La richiesta di Koukakis è rimasta senza risposta per mesi. Infine, nel marzo 2021, con un emendamento introdotto all’ultimo minuto, il governo ha modificato la legge che consentiva all’ADAE di informare i cittadini monitorati dai servizi segreti ellenici (EYP) anche se la loro sorveglianza era motivata da ragioni legate alla sicurezza nazionale.
Il Citizen Lab ha in seguito confermato che lo spyware Predator era presente sullo smartphone di Koukakis per almeno 10 settimane tra il luglio e il settembre 2021, senza escludere che la sorveglianza potesse estendersi anche ad altre circostanze.
La vicenda della sorveglianza di Koukakis è stata resa pubblica ad aprile da Inside Story , che nelle scorse settimane ha portato avanti un’inchiesta che si arricchisce di particolari sempre più inquietanti. È emerso infatti che quello inviato a Koukakis non è l’unico link “infetto”: sono stati acquistati almeno 50 domini web greci somiglianti a quelli di testate e siti greci conosciuti, utilizzati per trarre in inganno i potenziali bersagli e installare Predator sui loro dispositivi. Se si considera che ogni dominio può essere indirizzato a più di una vittima, la platea dei sorvegliati potrebbe essere molto ampia.
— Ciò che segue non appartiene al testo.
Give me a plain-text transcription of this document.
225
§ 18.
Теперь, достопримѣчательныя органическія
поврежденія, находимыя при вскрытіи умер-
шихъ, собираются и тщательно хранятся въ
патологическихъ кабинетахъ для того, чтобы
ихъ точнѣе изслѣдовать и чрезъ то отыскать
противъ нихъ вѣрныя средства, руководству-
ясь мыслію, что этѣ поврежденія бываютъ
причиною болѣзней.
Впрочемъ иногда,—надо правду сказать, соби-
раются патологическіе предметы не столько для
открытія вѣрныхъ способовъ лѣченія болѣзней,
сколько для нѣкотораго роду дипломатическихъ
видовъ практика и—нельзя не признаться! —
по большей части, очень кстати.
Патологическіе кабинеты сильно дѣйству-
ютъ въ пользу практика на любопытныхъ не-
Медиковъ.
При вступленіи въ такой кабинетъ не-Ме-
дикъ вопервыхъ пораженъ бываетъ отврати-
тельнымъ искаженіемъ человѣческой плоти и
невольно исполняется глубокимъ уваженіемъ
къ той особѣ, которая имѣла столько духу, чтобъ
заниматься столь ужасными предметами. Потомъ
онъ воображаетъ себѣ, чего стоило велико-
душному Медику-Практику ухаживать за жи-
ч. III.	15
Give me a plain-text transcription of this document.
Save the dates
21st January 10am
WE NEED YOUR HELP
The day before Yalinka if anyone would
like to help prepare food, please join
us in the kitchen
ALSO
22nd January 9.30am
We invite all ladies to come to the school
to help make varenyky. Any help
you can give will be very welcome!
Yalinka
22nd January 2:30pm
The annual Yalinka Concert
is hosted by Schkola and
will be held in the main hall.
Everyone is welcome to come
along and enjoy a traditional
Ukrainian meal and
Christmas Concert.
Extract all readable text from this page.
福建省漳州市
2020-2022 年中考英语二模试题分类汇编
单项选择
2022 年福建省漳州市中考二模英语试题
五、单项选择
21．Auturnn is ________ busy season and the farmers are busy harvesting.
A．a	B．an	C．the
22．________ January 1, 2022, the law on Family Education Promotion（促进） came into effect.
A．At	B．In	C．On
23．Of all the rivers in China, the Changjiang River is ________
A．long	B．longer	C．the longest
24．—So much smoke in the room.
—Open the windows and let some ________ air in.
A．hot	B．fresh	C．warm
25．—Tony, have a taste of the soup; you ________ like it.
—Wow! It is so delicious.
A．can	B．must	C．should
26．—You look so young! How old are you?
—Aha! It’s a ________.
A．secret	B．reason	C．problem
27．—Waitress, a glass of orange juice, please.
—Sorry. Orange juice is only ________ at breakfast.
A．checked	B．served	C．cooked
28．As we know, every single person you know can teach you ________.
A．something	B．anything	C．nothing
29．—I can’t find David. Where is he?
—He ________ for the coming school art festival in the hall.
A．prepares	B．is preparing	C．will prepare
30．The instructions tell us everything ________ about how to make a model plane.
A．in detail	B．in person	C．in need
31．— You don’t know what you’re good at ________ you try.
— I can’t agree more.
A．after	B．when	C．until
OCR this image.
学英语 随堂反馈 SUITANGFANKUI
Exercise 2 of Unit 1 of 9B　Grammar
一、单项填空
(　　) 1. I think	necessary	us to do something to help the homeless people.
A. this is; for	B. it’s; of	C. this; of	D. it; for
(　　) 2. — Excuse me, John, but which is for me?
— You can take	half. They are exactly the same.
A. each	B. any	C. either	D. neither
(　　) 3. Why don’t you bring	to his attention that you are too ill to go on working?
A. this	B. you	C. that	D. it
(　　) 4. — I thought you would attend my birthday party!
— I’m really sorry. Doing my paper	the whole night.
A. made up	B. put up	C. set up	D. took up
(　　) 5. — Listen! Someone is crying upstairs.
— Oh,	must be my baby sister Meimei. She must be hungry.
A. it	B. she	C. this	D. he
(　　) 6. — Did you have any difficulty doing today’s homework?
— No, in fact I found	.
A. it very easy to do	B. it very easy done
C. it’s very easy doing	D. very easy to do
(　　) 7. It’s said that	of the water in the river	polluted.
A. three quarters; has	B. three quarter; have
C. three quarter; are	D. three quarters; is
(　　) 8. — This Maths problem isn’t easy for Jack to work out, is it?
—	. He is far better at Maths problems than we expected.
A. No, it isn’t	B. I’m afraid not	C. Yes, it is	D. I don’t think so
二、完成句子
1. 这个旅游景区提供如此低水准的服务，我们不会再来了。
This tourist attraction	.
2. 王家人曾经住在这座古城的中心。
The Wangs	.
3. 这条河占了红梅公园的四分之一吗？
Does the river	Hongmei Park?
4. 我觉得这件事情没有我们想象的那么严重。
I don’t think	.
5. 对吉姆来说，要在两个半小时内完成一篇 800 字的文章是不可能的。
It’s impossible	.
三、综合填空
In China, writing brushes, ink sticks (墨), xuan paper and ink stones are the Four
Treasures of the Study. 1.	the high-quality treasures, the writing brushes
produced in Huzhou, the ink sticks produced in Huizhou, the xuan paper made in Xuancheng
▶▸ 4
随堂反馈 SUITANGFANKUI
Chi si nasconde dietro a Predator?
Sviluppato da una start-up nord macedone, Predator è venduto da Intellexa, azienda con sede (fantasma) proprio ad Atene. Ma chi ha acquistato lo spyware? Secondo il Citizen Lab, è difficile ipotizzare che un’azienda privata abbia la capacità economica per acquistare Predator e un margine di legalità per utilizzarlo.
Alcune mail pubblicate da Wikileaks nel 2015 e ripescate da Inside Story rivelano che sin dal 2011 lo stato greco aveva mostrato interesse per l’acquisto di dispositivi di sorveglianza remota. Reporters United ha inoltre dichiarato di essere in possesso di documenti che provano che le comunicazioni di Koukakis erano state effettivamente intercettate dai servizi segreti, che avevano interrotto bruscamente il monitoraggio solo quando il giornalista si è rivolto all’ADAE per chiedere lumi.
Interpellato però sulla questione, il portavoce del governo ha assicurato che le autorità greche “non utilizzano gli specifici software” descritti nella vicenda in questione, né hanno rapporti con le aziende che li producono e li mettono in commercio. Una versione dei fatti confermata anche dal ministro dello Stato Giorgos Gerapetritis.
Se le autorità greche non erano in possesso dello spyware, resta da capire chi ne ha fatto uso, con quale autorizzazione, e a danno di quali e quanti cittadini.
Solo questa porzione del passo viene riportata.